Zweitens. Der Kollege Hilbers hat gerade zu Recht gesagt: Kloster Blankenburg haben wir auf den Druck von Rot und Grün in Oldenburg zugemacht, und wir haben gleichzeitig die Kapazitäten in Friedland erhöht, indem wir Friedland zur Erstaufnahmeeinrichtung gemacht haben. Insofern, sehr geehrter Herr Minister, sind die Kapazitäten unter Schwarz-Gelb stabil geblieben und nicht abgesenkt worden, wie das von Ihnen hier immer wieder behauptet wird.
Zum Flüchtlingsgipfel bei Frau Bundeskanzlerin Merkel: Sie beschweren sich hier lauthals, dass es nicht zu strukturellen Verbesserungen gekommen ist. Dabei gibt es doch eine rot-grüne Ländermehrheit - und diese rot-grüne Ländermehrheit hat sich die strukturellen Verbesserungen in der Gesundheitsversorgung eben durch zwei Einmalzahlungen von 500 Millionen Euro abkaufen lassen! Das ist doch die Wahrheit an dieser Stelle, und das muss man auch einmal deutlich sagen, verehrte Kolleginnen und Kollegen.
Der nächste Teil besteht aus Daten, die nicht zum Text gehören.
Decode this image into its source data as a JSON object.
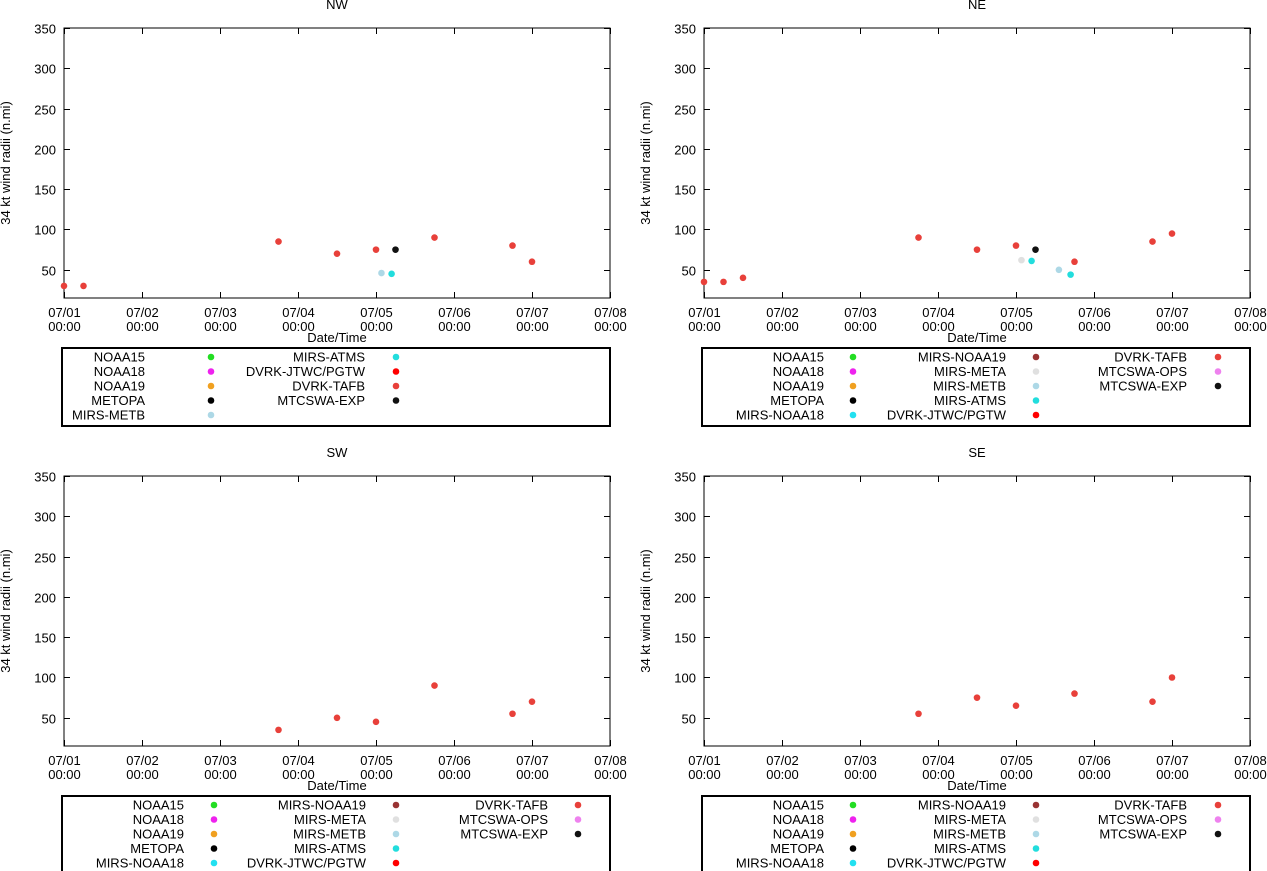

Abschließend: CDU und FDP haben hier in diesem Hause klare, eindeutige und konkrete Vorschläge vorgelegt, wie wir die Situation der Kommunen finanziell und organisatorisch verbessern können und wie wir gleichzeitig die Situation der Flüchtlinge verbessern können. Unsere Vorschläge liegen vor. Der Ball liegt jetzt bei Ihnen, sehr geehrter Herr Minister Pistorius.